僕が中学1年生の時、将棋を本格的に始めたいと思い、近所の将棋クラブに通うようになった。そこで、小学生の頃からずっとその将棋クラブに通っている先輩と妹さんに出会ったのだ。
「そうなんだけどさ。もう一人くらい部員がいたほうがいいのかなって。・・・後輩君はどう思う?」
僕にも意見を求める妹さん。
・・・一応僕にも考えらしき考えはある。だが、それを言ってしまうのは・・・すごく恥ずかしい。・・・どうするべきか。ごまかしたほうがいいのか。
妹さんと目が合った。その目はとてもきれいで、・・・そして、真剣だった。
「・・・・・・僕は・・・このままが・・・いいです。」
僕の答えに、少し驚いた顔をする先輩と妹さん。
「そりゃ、人数が多いに越したことは無いですけど・・・でも、僕は、・・・この3人で居ることが・・・・・・好き・・・なので。」
顔の温度がどんどん上がっていくのが分かる。慣れないことはするもんじゃない。
暫くの沈黙の後、「そっか」と妹さんがつぶやく。その顔が、すこしずつにやけ顔になっていく。
・・・あ、これはまずい。
「そっかそっか~。つまり、後輩君はこう言いたいんだね。『俺のハーレムを邪魔する奴は許さん!』って。」
とんでもないことを言いやがりましたよこの人は。
「ちょ、待ってくださいよ。そんなこと言ってないですって。」
僕は必死に否定する。だが、もう遅い。こうなった妹さんは、だれにも止められないのだ。
「いやいや、要約するとそういうことだって。いや~、後輩君もいつの間にか成長したねえ。平気でそんな恥ずかしいことを言うようになるなんて。・・・わたしゃ嬉しいよ。」
涙をぬぐう真似をする妹さん。
・・・ああ、もう。やっぱり、あんなこと言うんじゃなかった。ここは逃げるが勝ちだ。
「僕、ちょっと顧問の先生のところ行ってきます。部費で買う棋書の話をしなきゃなので。」
矢のように僕は部室を飛び出した。むぐぐ、妹さんめ。
後輩君が居なくなった部室。
「・・・あなた、自分の感情をごまかすの下手すぎ。彼だから気が付いてないだけだよ。」
にやけ顔が止まらないわたしを見て、姉さんはそう言った。
さっきは、あまりにも後輩君の言ってくれたことが嬉しくて、顏が自然とにやけ顔になってしまったのだ。まあ、後輩君なら、からかうためのにやけ顔だと思っているだろうが。

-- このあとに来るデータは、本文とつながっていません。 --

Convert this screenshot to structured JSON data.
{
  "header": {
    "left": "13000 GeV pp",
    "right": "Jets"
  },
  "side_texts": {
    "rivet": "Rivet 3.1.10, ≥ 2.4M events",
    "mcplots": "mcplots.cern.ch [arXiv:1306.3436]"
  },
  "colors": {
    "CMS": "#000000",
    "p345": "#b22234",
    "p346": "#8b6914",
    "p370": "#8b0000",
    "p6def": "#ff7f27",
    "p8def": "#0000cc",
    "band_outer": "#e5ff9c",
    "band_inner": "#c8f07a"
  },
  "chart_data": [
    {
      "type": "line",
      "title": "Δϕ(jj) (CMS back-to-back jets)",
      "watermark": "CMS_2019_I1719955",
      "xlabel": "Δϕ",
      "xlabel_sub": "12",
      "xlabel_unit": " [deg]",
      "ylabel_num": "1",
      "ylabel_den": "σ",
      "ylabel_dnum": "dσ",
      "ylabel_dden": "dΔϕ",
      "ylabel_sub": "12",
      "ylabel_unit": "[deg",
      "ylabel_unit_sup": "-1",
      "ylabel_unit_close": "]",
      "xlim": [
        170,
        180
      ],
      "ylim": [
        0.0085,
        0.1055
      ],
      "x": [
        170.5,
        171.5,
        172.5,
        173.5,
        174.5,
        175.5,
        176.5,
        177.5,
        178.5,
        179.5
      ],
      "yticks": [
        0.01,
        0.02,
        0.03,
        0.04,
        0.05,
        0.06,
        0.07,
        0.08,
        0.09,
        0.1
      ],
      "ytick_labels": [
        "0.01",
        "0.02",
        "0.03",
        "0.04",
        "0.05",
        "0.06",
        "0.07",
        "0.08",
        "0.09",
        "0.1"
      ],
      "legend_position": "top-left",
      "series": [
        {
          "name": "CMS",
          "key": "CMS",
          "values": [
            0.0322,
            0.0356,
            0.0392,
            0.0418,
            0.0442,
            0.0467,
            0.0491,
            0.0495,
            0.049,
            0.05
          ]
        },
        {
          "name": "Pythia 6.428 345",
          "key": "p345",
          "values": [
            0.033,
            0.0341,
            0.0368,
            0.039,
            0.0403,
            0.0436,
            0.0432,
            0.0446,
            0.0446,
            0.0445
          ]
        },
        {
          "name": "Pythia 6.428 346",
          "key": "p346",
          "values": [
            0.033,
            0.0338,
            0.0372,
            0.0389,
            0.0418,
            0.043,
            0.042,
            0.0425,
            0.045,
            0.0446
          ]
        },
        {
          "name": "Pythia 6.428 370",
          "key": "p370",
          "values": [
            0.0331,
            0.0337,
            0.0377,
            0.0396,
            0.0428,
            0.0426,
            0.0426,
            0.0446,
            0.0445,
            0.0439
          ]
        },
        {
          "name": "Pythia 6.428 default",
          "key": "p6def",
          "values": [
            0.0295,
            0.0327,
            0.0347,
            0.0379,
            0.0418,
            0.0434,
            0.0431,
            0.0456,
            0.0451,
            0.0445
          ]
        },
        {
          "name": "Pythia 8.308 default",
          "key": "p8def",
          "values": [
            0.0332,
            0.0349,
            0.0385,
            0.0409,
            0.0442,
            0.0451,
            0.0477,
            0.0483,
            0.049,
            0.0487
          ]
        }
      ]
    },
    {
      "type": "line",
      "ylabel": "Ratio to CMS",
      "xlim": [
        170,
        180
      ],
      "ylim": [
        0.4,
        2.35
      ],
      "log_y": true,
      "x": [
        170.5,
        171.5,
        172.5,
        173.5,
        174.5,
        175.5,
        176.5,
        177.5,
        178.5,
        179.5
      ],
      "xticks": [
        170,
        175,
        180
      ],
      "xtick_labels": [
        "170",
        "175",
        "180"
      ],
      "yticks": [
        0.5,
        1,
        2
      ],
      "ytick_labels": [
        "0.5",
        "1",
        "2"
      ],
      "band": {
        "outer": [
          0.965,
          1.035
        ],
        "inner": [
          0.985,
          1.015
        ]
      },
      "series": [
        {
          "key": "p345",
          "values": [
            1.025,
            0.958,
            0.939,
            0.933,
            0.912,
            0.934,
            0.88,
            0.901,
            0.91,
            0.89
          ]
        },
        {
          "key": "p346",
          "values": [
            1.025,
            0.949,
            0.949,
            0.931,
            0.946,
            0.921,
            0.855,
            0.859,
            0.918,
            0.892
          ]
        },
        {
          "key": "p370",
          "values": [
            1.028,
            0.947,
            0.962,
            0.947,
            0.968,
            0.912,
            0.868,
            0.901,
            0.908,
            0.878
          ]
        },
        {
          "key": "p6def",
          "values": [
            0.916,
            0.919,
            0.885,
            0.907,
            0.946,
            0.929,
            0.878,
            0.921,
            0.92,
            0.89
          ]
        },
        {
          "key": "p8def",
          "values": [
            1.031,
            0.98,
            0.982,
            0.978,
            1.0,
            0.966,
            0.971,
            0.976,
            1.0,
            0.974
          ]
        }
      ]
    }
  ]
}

「・・・姉さんはポーカーフェイス上手だよね。・・・まあ、姉さんを愛してる私からすれば、姉さんがすっごく嬉しがってることはバレバレだったけど。」
「・・・別に、あなたに気付かれるのはいいの。」
そう言って、姉さんはふいっと私から顔を隠してしまう。でも、知っているのだ。その顔が、いつもより赤くなっていることを。
「後輩君には気づかれたくないの?」
私はにやけ顔を浮かべたまま、姉さんに質問する。今度のにやけ顔は、からかうためのものだ。
「・・・・・・何となくね。」
相変わらず、素直じゃないなあ。・・・いや、ただ自覚してないだけか。
・・・・・・さて、後輩君が戻って来るまでに、顏のマッサージでもしておこう。嬉しいにやけ顔が、また出てしまわないように。
今日の将棋部活動日誌
・後輩君が恥ずかしいことを言いました。
ちょ、妹さん!そんなこと書かないでください。